La Corte di Giustizia Ue boccia il governo sui migranti, Meloni tira dritto sull’Albania e si infuria con i giudici

La sentenza della CGUE
Insomma, ci si mettono anche i giudici europei a far svanire la volontà di sovranismo che, impraticabile nella realtà delle norme, aveva infiammato nei mesi scorsi anche lo scontro con i magistrati italiani che bloccavano le procedure di rimpatrio

Alla fine, dopo tanta attesa, la sentenza della Corte di giustizia dell’Unione europea sui centri per migranti costruiti dall’Italia in Albania è arrivata e ha dato torto al Governo. Che ovviamente non ha preso bene la doccia fredda su uno dei punti cardine del suo programma. La decisione, scrive la presidente del Consiglio Meloni sul suo profilo Instagram, “sorprende”. Ma più che sorpresa, la premier sembra furiosa: “Ancora una volta la giurisdizione, questa volta europea, rivendica spazi che non le competono, a fronte di responsabilità che sono politiche”, protesta Meloni.
Insomma, ci si mettono anche i giudici europei a far svanire la volontà di sovranismo che, impraticabile nella realtà delle norme, aveva infiammato nei mesi scorsi anche lo scontro con i magistrati italiani che bloccavano le procedure di rimpatrio.
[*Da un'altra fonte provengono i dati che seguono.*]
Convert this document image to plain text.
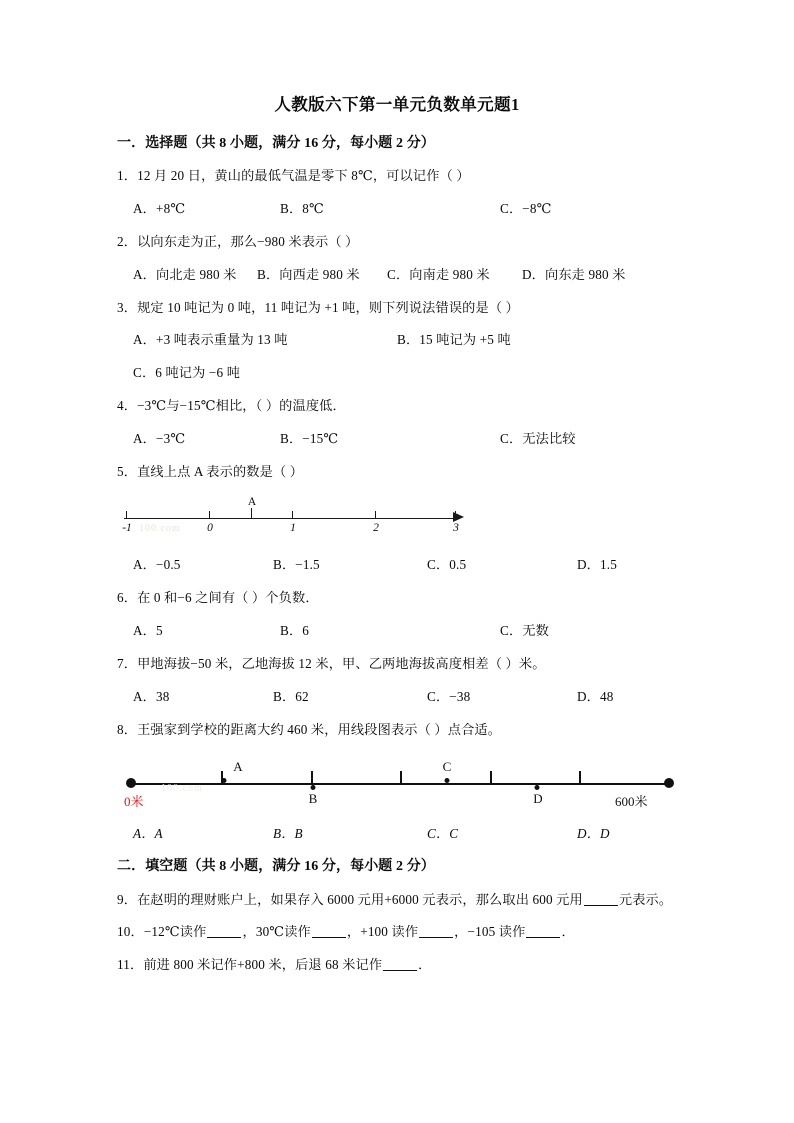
人教版六下第一单元负数单元题1
一．选择题（共 8 小题，满分 16 分，每小题 2 分）
1．12 月 20 日，黄山的最低气温是零下 8℃，可以记作（ ）
A．+8℃	B．8℃	C．−8℃
2．以向东走为正，那么−980 米表示（ ）
A．向北走 980 米 B．向西走 980 米 C．向南走 980 米 D．向东走 980 米
3．规定 10 吨记为 0 吨，11 吨记为 +1 吨，则下列说法错误的是（ ）
A．+3 吨表示重量为 13 吨	B．15 吨记为 +5 吨
C．6 吨记为 −6 吨
4．−3℃与−15℃相比，（ ）的温度低．
A．−3℃	B．−15℃	C．无法比较
5．直线上点 A 表示的数是（ ）
A
-1	0	1	2	3
100.com
A．−0.5	B．−1.5	C．0.5	D．1.5
6．在 0 和−6 之间有（ ）个负数．
A．5	B．6	C．无数
7．甲地海拔−50 米，乙地海拔 12 米，甲、乙两地海拔高度相差（ ）米。
A．38	B．62	C．−38	D．48
8．王强家到学校的距离大约 460 米，用线段图表示（ ）点合适。
A
B
C
D
0米	600米
100.com
A．A	B．B	C．C	D．D
二．填空题（共 8 小题，满分 16 分，每小题 2 分）
9．在赵明的理财账户上，如果存入 6000 元用+6000 元表示，那么取出 600 元用	元表示。
10．−12℃读作	，30℃读作	，+100 读作	，−105 读作	．
11．前进 800 米记作+800 米，后退 68 米记作	．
La premier continua: “Per l’individuazione dei cosiddetti Paesi sicuri, la Corte fa prevalere la decisione del giudice nazionale, fondata persino su fonti private, rispetto agli esiti delle complesse istruttorie condotte dai ministeri interessati e valutate dal Parlamento sovrano”. Lo definisce “un passaggio che dovrebbe preoccupare tutti, incluse le forze politiche che oggi esultano” perché “riduce ulteriormente i già ristretti margini di autonomia dei Governi e dei Parlamenti” nella gestione dei migranti.
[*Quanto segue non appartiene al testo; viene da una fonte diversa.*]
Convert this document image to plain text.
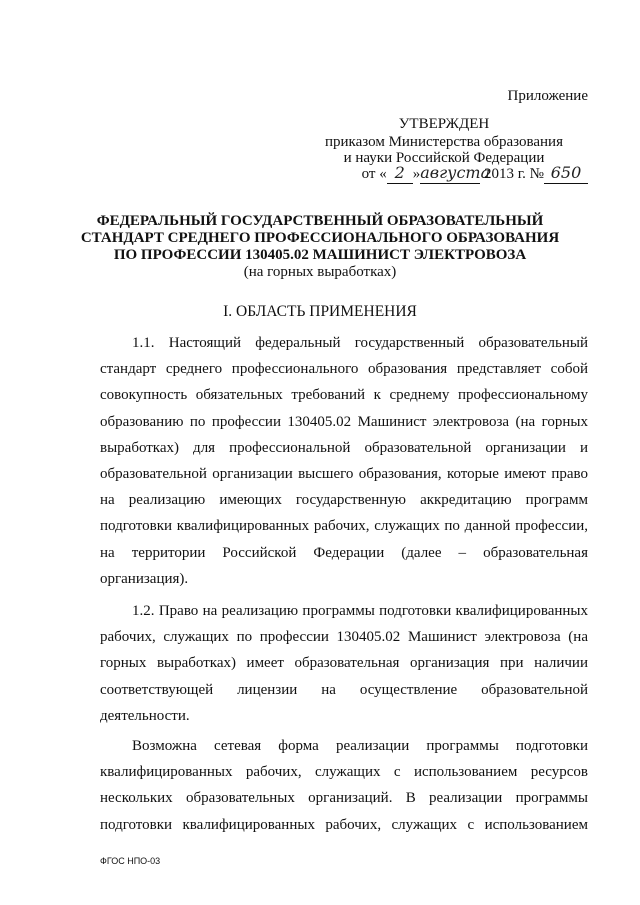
Приложение
УТВЕРЖДЕН
приказом Министерства образования
и науки Российской Федерации
от « 2 »августа 2013 г. № 650
ФЕДЕРАЛЬНЫЙ ГОСУДАРСТВЕННЫЙ ОБРАЗОВАТЕЛЬНЫЙ
СТАНДАРТ СРЕДНЕГО ПРОФЕССИОНАЛЬНОГО ОБРАЗОВАНИЯ
ПО ПРОФЕССИИ 130405.02 МАШИНИСТ ЭЛЕКТРОВОЗА
(на горных выработках)
I. ОБЛАСТЬ ПРИМЕНЕНИЯ
1.1. Настоящий федеральный государственный образовательный стандарт среднего профессионального образования представляет собой совокупность обязательных требований к среднему профессиональному образованию по профессии 130405.02 Машинист электровоза (на горных выработках) для профессиональной образовательной организации и образовательной организации высшего образования, которые имеют право на реализацию имеющих государственную аккредитацию программ подготовки квалифицированных рабочих, служащих по данной профессии, на территории Российской Федерации (далее – образовательная организация).
1.2. Право на реализацию программы подготовки квалифицированных рабочих, служащих по профессии 130405.02 Машинист электровоза (на горных выработках) имеет образовательная организация при наличии соответствующей лицензии на осуществление образовательной деятельности.
Возможна сетевая форма реализации программы подготовки квалифицированных рабочих, служащих с использованием ресурсов нескольких образовательных организаций. В реализации программы подготовки квалифицированных рабочих, служащих с использованием
ФГОС НПО-03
E sul finale azzarda: “Singolare – scrive Meloni – che ciò avvenga pochi mesi prima dell’entrata in vigore del Patto Ue su immigrazione e asilo, contenente regole più stringenti”. Ma assicura che – in attesa del Patto europeo – “il Governo italiano non smetterà di ricercare ogni soluzione possibile per tutelare la sicurezza dei cittadini”. Ancora più dure le parole del collega di maggioranza Matteo Salvini, che definisce la sentenza della Corte Ue “scandalosa, vergognosa, imbarazzante”. Addirittura “pericolosa” perché, dice il segretario leghista, “limita la possibilità di controllare i confini, contrastare i trafficanti di esseri umani, limitare gli sbarchi”. Ma si spinge più di tutti la meloniana Sara Kelany, che parla persino di “una assurdità antidemocratica”.
A sinistra la notizia viene ricevuta con tutt’altro umore. La segretaria del Pd Elly Schlein, durante un comizio nelle Marche, a Force, fa il verso a Meloni: “I centri in Albania non funzioneranno”, dice, in riferimento alla promessa che Meloni aveva fatto dal palco di Atreju (“i centri funzioneranno, dovessi lavorarci giorno e notte”, aveva detto la premier). “Chissà se anche stavolta diranno che li abbiamo ispirati noi – continua Schlein – chissà se anche stavolta diranno che la Corte europea cerca di bloccare la riforma della giustizia in Italia”. Piuttosto, continua la segretaria dem, “si prendano la responsabilità di non aver letto le leggi italiane ed europee e di aver fatto una scelta illegale con centri inumani in Albania che calpestano i diritti fondamentali dei migranti e dei richiedenti asilo e per cui hanno sperperato più di 800 milioni di euro degli italiani, che potevamo usare per assumere medici e infermieri”.
Bonelli di Avs commenta definendo il Piano Albania “un fallimento politico, economico e giuridico”. Mentre per +Europa la decisione della Corte Ue è “la Caporetto di Giorgia Meloni”. L’Anm, che rappresenta i magistrati, sottolinea come la sentenza “conferma in modo inequivocabile la correttezza dell’interpretazione dei giudici italiani, più volte oggetto, in questi mesi, di pesanti attacchi pubblici”. Mentre il TAI, il Tavolo Asilo e Immigrazione, chiede al Governo “di prendere atto della pronuncia, cessare ogni iniziativa orientata alla riattivazione del Protocollo Italia-Albania, e ricondurre la politica migratoria all’interno del diritto internazionale ed europeo, e delle garanzie costituzionali”. Le intenzioni dell’esecutivo, però, sembrano di tutt’altra natura.